A multidisciplinary design optimization for conceptual design of hybrid-electric aircraft

Aircraft design has become increasingly complex since it depends on technological advances and integration between modern engineering systems. These systems are multidisciplinary, i.e., any process or division of any aircraft design produces effects in all others, making the definition of each parameter a significant challenge. In this context, this work presents a general multidisciplinary design optimization method for the conceptual design of general aviation and hybrid-electric aircraft. The framework uses efficient computational methods comprising modules of engineering that include aerodynamics, flight mechanics, structures, and performance, and the integration of all of them.
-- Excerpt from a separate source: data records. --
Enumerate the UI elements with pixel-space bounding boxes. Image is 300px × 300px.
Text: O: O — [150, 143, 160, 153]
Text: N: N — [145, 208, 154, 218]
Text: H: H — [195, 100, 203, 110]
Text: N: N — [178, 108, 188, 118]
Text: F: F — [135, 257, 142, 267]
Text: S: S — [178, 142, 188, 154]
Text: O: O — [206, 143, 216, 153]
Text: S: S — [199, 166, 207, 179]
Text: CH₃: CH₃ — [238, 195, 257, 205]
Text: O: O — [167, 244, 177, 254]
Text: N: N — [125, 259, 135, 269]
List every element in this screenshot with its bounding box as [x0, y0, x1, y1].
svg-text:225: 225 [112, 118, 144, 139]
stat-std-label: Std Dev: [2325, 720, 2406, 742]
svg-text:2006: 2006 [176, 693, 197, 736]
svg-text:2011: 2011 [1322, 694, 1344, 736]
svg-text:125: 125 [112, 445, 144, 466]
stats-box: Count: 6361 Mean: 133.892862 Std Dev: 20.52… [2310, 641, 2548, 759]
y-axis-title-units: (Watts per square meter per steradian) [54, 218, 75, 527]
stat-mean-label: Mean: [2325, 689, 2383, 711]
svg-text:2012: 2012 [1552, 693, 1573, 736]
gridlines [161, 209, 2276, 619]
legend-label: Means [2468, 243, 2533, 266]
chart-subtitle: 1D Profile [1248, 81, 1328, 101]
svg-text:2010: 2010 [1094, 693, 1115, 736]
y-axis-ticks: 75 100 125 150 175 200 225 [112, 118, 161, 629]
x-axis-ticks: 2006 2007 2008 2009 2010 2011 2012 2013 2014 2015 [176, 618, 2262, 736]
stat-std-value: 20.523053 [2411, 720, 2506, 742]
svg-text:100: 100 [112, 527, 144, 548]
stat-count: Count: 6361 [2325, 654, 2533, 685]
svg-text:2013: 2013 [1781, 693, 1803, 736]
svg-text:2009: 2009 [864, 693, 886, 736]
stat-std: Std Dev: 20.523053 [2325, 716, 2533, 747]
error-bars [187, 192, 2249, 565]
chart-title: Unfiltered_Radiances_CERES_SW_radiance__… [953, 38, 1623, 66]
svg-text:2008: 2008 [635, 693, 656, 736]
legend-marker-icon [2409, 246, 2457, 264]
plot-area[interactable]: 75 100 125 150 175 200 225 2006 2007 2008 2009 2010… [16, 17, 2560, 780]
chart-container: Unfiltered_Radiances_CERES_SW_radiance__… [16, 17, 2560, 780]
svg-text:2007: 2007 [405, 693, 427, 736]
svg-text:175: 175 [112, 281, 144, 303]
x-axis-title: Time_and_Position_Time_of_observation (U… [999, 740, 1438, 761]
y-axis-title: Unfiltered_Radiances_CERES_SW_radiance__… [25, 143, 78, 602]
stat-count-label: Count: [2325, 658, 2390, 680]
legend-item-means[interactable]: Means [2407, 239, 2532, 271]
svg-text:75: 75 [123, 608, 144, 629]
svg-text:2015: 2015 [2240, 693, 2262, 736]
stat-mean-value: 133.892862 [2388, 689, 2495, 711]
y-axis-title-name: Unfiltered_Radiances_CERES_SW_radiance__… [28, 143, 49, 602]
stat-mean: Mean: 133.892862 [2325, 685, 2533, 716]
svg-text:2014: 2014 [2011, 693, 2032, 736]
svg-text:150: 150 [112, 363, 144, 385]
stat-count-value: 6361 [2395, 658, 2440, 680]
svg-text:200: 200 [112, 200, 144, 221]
The aerodynamic package relies on a Nonlinear Vortex Lattice Method solver, while the flight mechanics package is based on an analytical procedure with minimal dependence on historical data. Moreover, the structural module adopts an analytical sizing approach using boom idealization, and the performance of the aircraft is computed based on energy and power required to accomplish a specific mission. The objective functions are to minimize the fuel consumption and to minimize the takeoff weight. The Pareto-optimal front encompasses aircraft with different propulsive architectures: turboelectric, hybrid electric, and fully electric. The degrees of hybridization defined by the optimization and the mission requirements chosen in this study directly affect the final weight breakdown of the aircraft, which is related to the sizing of the wings, propulsive system, and horizontal and vertical tails.